Ci incamminiamo verso l’uscita che riusciamo a scorgere solo grazie all’ enorme lampeggiante che si fa spazio in quel che pare un immenso oceano di figure senza volto. Istintivamente mi aggrappo al braccio del ragazzo che poi lasciarlo di scatto come se avessi paura d’aver dato per scontata tutta la confidenza che può racchiudere un gesto come quello. Senza che me ne renda conto lui mi afferra la mano e in pochi istanti ci ritroviamo in un enorme piazzale ricolmo di taxi in attesa d’accaparrarsi il cliente migliore. Le centinaia di voci che echeggiano in quel luogo vanno a scomparire per lasciare il vuoto che lentamente mi avvolge; sembra quasi surreale ma per qualche istante riesco a sentirmi al sicuro. Riapro gli occhi che si erano fatti pesanti qualche momento prima e a pieni polmoni inspiro l’aria di quella città che per cosi tanto tempo ho desiderato. 
Do un ultima occhiata a Robert che sembra rapito dall’ immagine d’un suv nero che sorpassa un autobus appena uscito dall’ enorme cancello che circonda l’intera area.
Si alza in piedi lasciando ricadere a terra la sacca rossa che teneva stretta in grembo per poi afferrare nuovamente tutti i bagagli e tendermi la mano come a seguirlo.

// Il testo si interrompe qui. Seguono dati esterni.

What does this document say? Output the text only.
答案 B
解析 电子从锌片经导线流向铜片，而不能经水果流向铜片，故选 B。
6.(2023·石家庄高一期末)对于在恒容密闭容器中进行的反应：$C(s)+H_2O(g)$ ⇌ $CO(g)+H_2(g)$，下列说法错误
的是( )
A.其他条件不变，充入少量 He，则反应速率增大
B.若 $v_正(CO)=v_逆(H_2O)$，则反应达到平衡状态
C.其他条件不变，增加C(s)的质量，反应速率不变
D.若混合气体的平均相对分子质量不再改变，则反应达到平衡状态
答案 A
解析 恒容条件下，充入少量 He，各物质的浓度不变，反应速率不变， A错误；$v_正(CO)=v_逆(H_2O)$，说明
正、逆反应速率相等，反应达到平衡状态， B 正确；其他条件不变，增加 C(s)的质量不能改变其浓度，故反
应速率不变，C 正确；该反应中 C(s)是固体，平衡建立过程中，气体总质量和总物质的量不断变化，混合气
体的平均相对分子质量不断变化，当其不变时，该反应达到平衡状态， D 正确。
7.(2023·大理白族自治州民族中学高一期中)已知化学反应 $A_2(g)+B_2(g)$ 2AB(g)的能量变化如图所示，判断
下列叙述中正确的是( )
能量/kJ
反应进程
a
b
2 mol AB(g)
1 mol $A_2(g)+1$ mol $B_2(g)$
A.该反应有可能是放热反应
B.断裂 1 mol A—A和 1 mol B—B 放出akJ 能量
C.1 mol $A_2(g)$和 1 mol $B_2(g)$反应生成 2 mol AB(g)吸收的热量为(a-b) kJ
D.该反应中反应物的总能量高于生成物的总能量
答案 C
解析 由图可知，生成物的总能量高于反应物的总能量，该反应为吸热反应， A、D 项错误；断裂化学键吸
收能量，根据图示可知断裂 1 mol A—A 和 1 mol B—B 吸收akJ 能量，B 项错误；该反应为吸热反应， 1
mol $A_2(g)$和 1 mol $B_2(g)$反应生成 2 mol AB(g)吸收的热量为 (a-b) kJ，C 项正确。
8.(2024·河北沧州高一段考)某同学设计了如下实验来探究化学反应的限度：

Un uomo in tuta scende dalla macchina che nel frattempo si è accostata al marciapiede per permettergli di darci una mano.
-Scusa -dice quasi con voce affannata mentre ci viene incontro -ero a bere una cosa e ho perso la cognizione del tempo io.. - la sua voce si tronca quando il suo sguardo fa capolino sulla mia figura.
Fa qualche passo indietro mentre con una mano si sistema il berretto nero che ha in testa.
-Ti sei portato un amichetta? 
Robert abbasso lo sguardo quasi irritato da quella domanda ma l’uomo accenna un sorriso e l’atmosfera si smorza.
-Lei è Giulia, te ne ho parlato non ricordi?
Sento le guance farsi sempre più calde. 
Allora la mia partenza non è stata casuale, avevano progettato il mio arrivo già da tempo.
-Oh.. si, giusto -sorride lui -piacere Shannon.